PS: It appears God wanted me to see this today (and I thank Him for His timing) for I cannot, for the life of me, comprehend how I had missed this post yesterday! By the way, perhaps on the same token and as He leads you, feel free to check out Absolute Surrender by Andrew Murray. Whoa! I was about to post this note, then I saw your comment!
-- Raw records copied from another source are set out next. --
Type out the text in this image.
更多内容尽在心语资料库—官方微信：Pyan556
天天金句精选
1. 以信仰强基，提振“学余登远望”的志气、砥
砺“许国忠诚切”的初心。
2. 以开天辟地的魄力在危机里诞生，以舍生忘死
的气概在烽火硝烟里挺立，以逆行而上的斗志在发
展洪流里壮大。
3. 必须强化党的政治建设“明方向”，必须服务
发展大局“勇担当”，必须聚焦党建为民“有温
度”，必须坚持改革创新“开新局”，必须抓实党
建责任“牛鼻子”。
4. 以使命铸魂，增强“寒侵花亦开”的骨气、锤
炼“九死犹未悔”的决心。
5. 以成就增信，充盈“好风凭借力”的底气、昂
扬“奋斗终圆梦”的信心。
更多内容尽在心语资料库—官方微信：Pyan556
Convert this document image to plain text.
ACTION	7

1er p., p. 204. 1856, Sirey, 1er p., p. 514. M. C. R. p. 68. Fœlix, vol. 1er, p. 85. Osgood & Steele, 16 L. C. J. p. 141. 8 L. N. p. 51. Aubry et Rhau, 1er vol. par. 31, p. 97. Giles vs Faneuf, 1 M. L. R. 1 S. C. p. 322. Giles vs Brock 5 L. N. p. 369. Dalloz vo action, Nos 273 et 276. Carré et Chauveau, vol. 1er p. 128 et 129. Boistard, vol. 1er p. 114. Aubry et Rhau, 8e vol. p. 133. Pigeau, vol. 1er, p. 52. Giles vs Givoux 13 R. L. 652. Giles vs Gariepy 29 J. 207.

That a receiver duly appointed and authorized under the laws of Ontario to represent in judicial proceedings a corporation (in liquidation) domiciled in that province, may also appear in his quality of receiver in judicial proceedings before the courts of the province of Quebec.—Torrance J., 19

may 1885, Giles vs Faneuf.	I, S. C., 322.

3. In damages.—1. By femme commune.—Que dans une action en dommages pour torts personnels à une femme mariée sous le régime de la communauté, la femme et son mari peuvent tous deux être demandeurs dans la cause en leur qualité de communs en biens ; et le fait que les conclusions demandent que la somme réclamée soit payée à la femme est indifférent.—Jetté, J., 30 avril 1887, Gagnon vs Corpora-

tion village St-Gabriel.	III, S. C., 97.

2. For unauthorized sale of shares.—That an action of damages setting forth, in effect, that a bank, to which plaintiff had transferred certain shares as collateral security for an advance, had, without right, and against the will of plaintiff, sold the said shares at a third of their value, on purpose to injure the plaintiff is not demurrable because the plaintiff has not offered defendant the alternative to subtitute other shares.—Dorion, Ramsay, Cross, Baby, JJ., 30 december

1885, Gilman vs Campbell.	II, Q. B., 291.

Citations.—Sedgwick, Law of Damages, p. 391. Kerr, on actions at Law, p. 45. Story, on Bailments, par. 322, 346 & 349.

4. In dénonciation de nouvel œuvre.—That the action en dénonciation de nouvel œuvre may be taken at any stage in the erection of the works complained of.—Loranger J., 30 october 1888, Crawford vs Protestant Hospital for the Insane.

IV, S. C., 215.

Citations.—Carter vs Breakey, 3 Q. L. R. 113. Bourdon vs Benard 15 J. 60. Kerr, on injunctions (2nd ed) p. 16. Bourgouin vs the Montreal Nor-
I pray God would set our motives right—may He align it with His which is very exhilarating!!! This song came to mind by Fernando Ortega (Give Me Jesus):

In the morning, when I rise
In the morning, when I rise
In the morning, when I rise, give me Jesus

Give me Jesus,
Give me Jesus,
You can have all this world,
But give me Jesus

When I am alone
When I am alone
When I am alone, give me Jesus

Give me Jesus,
Give me Jesus,
You can have all this world,
But give me Jesus

When I come to die
When I come to die
When I come to die, give me Jesus

Give me Jesus,
Give me Jesus,
You can have all this world,
You can have all this world,
You can have all this world,
But give me Jesus

Proverbs 30
[7] Two things I request of You (Deprive me not before I die):
[8] Remove falsehood and lies far from me; Give me neither poverty nor riches—Feed me with the food allotted to me;
[9] Lest I be full and deny You, And say, “Who is the LORD?” Or lest I be poor and steal, And profane the name of my God.

1 Thessalonians 5
[14] Now we exhort you, brethren, warn those who are unruly, comfort the fainthearted, uphold the weak, be patient with all.
[15] See that no one renders evil for evil to anyone, but always pursue what is good both for yourselves and for all.
[16] Rejoice always,
[17] pray without ceasing,
[18] in everything give thanks; for this is the will of God in Christ Jesus for you.

Tully said...

"The power of our parent's words of affirmation or lack thereof is astounding" - so, so, so, so true!